The Patented Medicine Prices Review Board (PMPRB) regulates the price of patented medicines in Canada by determining whether a price is excessive. The Board is revisiting its approach to pricing, and has now released a consultation document that proposes a number of changes to the Patented Medicines Regulations. The consultation document can be accessed here. The comment period expires on June 28, 2017.

This is the second public consultation on the pricing framework. In June of 2016, the Board requested feedback on its Guidelines (see here), with public submissions available here.

The PMPRB has posed a number of consultation questions in the consultation document. These questions are directed to five proposed changes to the Regulations, which are summarized below:

1. New factors to determine whether a price is excessive

The PMPRB is proposing adding the following three factors to the Regulations when determining whether a medicine is being or has been sold at an excessive price:

  • The pharmacoeconomic evaluation for the medicine and other medicines in the same therapeutic class in Canada and in countries other than Canada;
  • The size of the market for the medicine in Canada and in countries other than Canada; and
  • Gross Domestic Product (GDP) in Canada.

These factors would be in addition to those presently set out in the Patent Act. Generally stated, these factors are: the prices at which the medicine has been sold in Canada; the prices at which other medicines in the same therapeutic class have been sold in Canada; and the prices at which the medicine and other medicines in the same therapeutic class have been sold in the “PMPRB7”. The PMPRB7 is the current list of countries against which drug prices are benchmarked. These countries are: France, Germany, Italy, Sweden, Switzerland, the UK and the US.

2. Replacing the PMPRB7 with the PMPRB12

The PMPRB is proposing dropping the US and Switzerland from the basket of PMPRB7 countries, and adding: Australia, Belgium, Japan, the Netherlands, Norway, South Korea and Spain.
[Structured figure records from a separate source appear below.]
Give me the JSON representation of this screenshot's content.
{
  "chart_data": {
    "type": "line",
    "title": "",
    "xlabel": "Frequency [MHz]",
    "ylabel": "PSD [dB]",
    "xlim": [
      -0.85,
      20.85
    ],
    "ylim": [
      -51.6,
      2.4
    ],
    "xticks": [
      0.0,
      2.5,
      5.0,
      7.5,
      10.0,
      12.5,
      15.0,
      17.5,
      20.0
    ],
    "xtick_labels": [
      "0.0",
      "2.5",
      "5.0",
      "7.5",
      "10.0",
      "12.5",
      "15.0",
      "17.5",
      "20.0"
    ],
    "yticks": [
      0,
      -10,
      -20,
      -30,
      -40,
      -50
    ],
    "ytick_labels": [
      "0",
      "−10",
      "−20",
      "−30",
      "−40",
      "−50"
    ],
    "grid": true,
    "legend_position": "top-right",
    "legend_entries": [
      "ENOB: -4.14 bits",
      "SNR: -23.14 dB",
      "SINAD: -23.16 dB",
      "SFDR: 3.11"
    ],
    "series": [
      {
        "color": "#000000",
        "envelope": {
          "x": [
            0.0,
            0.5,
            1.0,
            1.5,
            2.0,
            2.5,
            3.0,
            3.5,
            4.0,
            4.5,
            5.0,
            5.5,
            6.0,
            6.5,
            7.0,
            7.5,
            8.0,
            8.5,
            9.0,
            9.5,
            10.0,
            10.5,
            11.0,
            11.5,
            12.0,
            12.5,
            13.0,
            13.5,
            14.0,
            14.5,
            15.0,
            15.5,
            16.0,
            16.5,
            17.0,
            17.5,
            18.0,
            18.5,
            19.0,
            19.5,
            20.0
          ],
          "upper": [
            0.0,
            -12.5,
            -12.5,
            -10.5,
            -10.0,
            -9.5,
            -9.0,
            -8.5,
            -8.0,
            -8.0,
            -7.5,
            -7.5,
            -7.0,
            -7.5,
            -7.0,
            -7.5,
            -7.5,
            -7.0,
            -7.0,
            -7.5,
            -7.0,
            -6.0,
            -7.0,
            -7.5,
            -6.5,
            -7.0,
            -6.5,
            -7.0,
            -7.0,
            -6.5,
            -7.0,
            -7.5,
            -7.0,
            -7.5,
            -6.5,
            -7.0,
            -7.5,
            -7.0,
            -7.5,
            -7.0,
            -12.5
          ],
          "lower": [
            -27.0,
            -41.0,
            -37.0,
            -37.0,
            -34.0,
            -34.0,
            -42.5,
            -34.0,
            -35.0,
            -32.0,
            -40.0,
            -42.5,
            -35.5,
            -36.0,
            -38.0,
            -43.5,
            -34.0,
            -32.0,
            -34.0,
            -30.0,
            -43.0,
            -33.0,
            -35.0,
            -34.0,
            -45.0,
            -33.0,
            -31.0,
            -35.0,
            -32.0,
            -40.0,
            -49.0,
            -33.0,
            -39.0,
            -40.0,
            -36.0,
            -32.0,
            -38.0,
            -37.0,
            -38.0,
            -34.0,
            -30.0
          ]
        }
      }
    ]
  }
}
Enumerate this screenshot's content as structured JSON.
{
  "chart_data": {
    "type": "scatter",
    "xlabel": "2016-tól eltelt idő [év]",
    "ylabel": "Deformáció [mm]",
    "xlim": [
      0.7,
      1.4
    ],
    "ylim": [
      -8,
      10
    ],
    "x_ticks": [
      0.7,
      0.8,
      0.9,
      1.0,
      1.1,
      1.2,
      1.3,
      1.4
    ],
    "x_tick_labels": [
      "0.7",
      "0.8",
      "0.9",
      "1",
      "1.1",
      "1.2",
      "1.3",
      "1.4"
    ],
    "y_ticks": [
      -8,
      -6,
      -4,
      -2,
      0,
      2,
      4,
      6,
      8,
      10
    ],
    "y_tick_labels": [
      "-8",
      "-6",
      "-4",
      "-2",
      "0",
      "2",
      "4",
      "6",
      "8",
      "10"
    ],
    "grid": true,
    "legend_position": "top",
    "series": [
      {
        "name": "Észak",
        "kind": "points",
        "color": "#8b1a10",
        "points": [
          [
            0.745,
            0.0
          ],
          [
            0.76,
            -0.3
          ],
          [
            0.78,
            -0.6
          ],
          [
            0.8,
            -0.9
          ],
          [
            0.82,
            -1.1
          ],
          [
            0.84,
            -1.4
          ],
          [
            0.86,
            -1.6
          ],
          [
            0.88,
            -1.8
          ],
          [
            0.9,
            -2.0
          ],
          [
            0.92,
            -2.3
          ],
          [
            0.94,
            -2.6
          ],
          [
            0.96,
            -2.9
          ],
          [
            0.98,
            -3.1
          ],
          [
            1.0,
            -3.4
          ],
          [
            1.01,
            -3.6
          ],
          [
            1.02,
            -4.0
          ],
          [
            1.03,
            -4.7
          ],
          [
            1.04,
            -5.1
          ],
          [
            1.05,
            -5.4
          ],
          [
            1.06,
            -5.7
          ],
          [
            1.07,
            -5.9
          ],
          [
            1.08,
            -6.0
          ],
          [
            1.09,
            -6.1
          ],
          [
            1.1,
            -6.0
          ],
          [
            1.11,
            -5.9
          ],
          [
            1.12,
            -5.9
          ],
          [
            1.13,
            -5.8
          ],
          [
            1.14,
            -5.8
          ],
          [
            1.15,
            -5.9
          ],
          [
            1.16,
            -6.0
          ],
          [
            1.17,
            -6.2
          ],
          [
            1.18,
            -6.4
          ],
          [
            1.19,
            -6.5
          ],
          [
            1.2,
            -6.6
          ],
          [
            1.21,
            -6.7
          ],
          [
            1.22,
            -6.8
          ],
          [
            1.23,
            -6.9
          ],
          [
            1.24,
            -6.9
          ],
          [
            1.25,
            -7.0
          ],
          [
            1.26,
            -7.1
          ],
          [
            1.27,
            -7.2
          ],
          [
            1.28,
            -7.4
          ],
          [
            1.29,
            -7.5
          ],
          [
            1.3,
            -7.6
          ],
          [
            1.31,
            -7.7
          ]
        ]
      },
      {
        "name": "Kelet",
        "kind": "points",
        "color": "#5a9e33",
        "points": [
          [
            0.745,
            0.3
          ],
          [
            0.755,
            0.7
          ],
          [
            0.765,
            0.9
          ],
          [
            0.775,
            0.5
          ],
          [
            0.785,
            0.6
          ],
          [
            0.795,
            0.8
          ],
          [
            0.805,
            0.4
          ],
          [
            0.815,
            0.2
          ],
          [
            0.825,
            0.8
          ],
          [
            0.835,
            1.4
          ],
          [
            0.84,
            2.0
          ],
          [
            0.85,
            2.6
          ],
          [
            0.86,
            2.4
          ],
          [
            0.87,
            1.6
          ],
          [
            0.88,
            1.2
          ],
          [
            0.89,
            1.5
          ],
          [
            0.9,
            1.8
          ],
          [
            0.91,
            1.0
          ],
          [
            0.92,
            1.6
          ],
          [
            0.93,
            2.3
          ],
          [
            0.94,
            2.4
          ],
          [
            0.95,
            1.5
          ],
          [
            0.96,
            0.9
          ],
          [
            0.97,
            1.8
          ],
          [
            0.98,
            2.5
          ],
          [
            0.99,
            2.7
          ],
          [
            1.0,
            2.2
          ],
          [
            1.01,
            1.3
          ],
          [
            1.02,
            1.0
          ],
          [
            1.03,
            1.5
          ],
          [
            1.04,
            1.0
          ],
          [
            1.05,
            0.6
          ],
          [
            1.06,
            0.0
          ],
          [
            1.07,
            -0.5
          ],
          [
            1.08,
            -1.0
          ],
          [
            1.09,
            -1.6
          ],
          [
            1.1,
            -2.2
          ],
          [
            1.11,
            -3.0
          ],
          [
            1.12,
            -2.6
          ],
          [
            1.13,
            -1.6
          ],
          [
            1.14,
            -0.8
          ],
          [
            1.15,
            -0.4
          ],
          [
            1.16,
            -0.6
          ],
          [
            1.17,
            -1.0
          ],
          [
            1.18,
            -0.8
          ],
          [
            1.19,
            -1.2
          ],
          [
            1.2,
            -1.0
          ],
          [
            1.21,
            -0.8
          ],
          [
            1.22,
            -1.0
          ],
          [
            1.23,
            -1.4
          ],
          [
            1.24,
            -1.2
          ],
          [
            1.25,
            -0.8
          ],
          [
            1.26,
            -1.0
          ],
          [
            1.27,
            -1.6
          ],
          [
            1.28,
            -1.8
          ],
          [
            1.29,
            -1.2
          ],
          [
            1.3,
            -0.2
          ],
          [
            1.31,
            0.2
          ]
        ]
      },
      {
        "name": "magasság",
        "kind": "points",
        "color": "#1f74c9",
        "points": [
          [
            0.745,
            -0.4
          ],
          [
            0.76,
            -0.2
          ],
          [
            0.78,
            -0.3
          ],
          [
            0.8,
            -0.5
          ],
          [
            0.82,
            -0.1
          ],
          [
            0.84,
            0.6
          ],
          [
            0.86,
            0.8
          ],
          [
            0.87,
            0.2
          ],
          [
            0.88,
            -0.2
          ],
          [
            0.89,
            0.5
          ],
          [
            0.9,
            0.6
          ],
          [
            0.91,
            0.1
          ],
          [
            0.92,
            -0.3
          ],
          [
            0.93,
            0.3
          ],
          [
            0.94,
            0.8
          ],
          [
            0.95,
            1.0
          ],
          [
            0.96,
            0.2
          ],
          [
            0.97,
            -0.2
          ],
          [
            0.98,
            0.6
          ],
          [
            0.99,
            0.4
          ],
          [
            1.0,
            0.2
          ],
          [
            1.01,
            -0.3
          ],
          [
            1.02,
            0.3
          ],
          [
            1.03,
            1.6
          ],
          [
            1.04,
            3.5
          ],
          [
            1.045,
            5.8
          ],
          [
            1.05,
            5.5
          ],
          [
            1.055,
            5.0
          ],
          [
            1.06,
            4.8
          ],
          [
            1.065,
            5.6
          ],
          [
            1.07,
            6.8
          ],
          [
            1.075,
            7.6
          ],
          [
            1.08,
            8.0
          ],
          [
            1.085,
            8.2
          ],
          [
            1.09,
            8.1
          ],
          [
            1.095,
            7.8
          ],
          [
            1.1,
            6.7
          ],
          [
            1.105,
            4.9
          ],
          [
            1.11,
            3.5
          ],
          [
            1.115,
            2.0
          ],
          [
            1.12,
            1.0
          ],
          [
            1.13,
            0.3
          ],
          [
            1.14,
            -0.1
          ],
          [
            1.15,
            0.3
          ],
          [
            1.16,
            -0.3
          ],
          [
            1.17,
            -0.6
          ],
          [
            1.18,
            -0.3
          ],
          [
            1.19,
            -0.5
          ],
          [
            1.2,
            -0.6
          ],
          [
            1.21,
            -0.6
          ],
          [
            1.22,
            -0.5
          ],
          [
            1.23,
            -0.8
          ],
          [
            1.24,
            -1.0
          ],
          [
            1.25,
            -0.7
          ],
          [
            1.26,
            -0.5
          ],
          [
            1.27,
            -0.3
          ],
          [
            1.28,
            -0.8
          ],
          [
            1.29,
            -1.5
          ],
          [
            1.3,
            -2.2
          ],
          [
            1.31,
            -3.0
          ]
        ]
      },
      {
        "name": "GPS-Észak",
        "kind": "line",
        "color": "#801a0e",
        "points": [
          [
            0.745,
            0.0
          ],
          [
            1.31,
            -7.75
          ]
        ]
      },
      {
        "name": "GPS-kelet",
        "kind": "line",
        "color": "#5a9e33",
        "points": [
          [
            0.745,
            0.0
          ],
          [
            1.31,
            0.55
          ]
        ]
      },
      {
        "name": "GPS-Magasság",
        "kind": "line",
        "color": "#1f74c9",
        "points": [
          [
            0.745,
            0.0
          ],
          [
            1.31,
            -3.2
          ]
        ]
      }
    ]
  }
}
France, Germany, Italy, Sweden and the UK would be maintained.

3. Generic drugs

The PMRPB is proposing that certain reporting for generic drugs—for which there is a patent—and which drugs are approved by way of an Abbreviated New Drug Submission before Health Canada, will only be required in the event of a complaint or at the request of the PMRPB. This addresses recent judicial decisions finding certain generic products under PMPRB jurisdiction.

4. Reporting requirements for patentees

The new factors under the first item will require new information. The PMPRB is proposing that the Regulations be amended to require the following information, where it is available to the patentee:

  • For pharmacoeconomic evaluation, the Regulations would be amended to require patentees to submit the “cost utility analysis by approved indication of the medicine”; and
  • For the size of the market for the medicine, the Regulations would be amended to require the patentee to submit the “estimated uptake of the medicine, by approved indication, in Canada without restraint on utilization (e.g. market/budget impact analysis in any relevant market)”.

The PMPRB is not suggesting that patentees provide GDP information.

5. Third party rebates

The PMPRB is proposing amending the Regulations to require patentees to report to the PMPRB “all indirect price reductions, given as a promotion or in the form of rebates, discounts, refunds, free goods, free services, gifts or any other benefit in Canada”.